Nobody Wins – On the Racial Incident at Haddonfield Memorial High School

Not sure how many of you are following this story, since it broke late Friday and nothing new happened until this afternoon.

Long story short, Haddonfield High School cancelled the remainder of the boy’s lacrosse season amid allegations that a white player used a racial slur against a black athlete from another school.

Per –

The incident occurred May 1 during a girls’ track meet at Haddonfield involving teams from Sterling High School in Somerdale, Haddon Heights High School, and Haddonfield, according to Lloyd D. Henderson, president of the Camden County East Branch of the NAACP.

The black athlete, from Sterling, was on the track when five to seven white Haddonfield boys’ lacrosse players walked by her, said Cydney Thomas, a Haddon Heights track team member who is black. One told the Sterling athlete “to move, ‘N-word,’” Thomas said.  The lacrosse team was practicing on a field surrounded by the track.

On Friday, superintendent David Lindenmuth, a black man, pulled the plug on the season with two games and playoffs remaining “after the school’s internal investigation could not identify the team member who made the racial slur,” according to the article. Officials had apparently set a deadline for somebody to come forward to identify the lacrosse player, but no one did.

A few more notes and pieces of information:

  • the girl reportedly had her head down and was stretching when the slur was voiced (she did not see faces)
  • the lacrosse players were wearing helmets (making it hard to identify them)
  • several other girls on the Sterling track team heard the slur and reported it to nearby coaches, including a Haddonfield lacrosse coach, who reportedly brushed it off
  • the internal HMHS investigation confirmed that the incident happened
  • all students, staff, coaches and sports teams will undergo diversity, sensitivity, and empathy training
  • Haddonfield has about 12,000 residents, 1.1% of whom are black

Those are the details pulled together by various outlets.

What we have is a no-win situation that resulted in some students attempting to organize a Monday walkout that never materialized. The entire lacrosse team was punished while the alleged racist faces no individual accountability for his actions. The young woman who was reportedly subjected to the abuse may or may not feel closure, though she’s the only one who can speak to that.

The reports explain that the group of lacrosse players who walked past the girl numbered in the “five to seven” range so we know that not everybody on the team was in the vicinity of the incident. I’d probably be VERY frustrated if I was a parent of one of the kids who was not involved. The blanket punishment costs my son the rest of the season while also insinuating that he’s complicit in covering up racism, which is unfair and borderline defamatory.

But if the five to seven kids who were there DID hear the slur and decided NOT to speak up, you could certainly say they’re all culpable and deserving of suspension. I’m not a fan of the “snitch, or else” approach, but how else do you proceed? If you don’t stamp out the behavior somehow, then it never goes away. I wouldn’t raise my kid to rat out his or her peers, but shielding prejudice ain’t exactly a better option.

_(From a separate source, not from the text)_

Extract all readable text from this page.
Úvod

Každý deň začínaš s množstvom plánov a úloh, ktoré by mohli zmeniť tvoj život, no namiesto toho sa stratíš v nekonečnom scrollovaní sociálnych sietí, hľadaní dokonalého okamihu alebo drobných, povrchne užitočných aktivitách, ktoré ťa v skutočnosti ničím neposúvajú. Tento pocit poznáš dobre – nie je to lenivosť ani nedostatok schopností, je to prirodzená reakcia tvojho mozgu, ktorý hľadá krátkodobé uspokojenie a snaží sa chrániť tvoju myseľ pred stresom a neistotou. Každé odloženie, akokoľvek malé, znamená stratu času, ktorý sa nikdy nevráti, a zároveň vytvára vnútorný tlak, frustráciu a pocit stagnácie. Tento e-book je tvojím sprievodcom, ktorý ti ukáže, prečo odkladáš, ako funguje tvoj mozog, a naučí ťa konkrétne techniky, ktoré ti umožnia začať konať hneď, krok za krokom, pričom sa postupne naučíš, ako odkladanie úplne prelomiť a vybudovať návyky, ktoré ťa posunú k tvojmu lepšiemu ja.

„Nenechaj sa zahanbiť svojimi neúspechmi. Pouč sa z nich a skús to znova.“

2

That said, the result cannot be, “well, we couldn’t find the perpetrator, so you’re all going to jail.” There does need to be some semblance of due process, and in this case due process yielded no results. So the superintendent, who is in a very difficult position, decided to make the tough decision to go with blanket punishment instead of letting the whole thing dissipate.

I’m not sure what else Lindenmuth could have done. He’s either punishing innocent people or allowing this kid to slide with no consequences at all. He himself was in a lose/lose situation.

In an ideal world, you’d be able to pick out those 5-7 kids who were walking across the track, suspend that group, and let the players who were not there finish out the season. That wasn’t feasible.

So I don’t know if anybody really wins. The superintendent was stuck between a rock and a hard place, made a difficult choice, and was going to piss off somebody no matter what.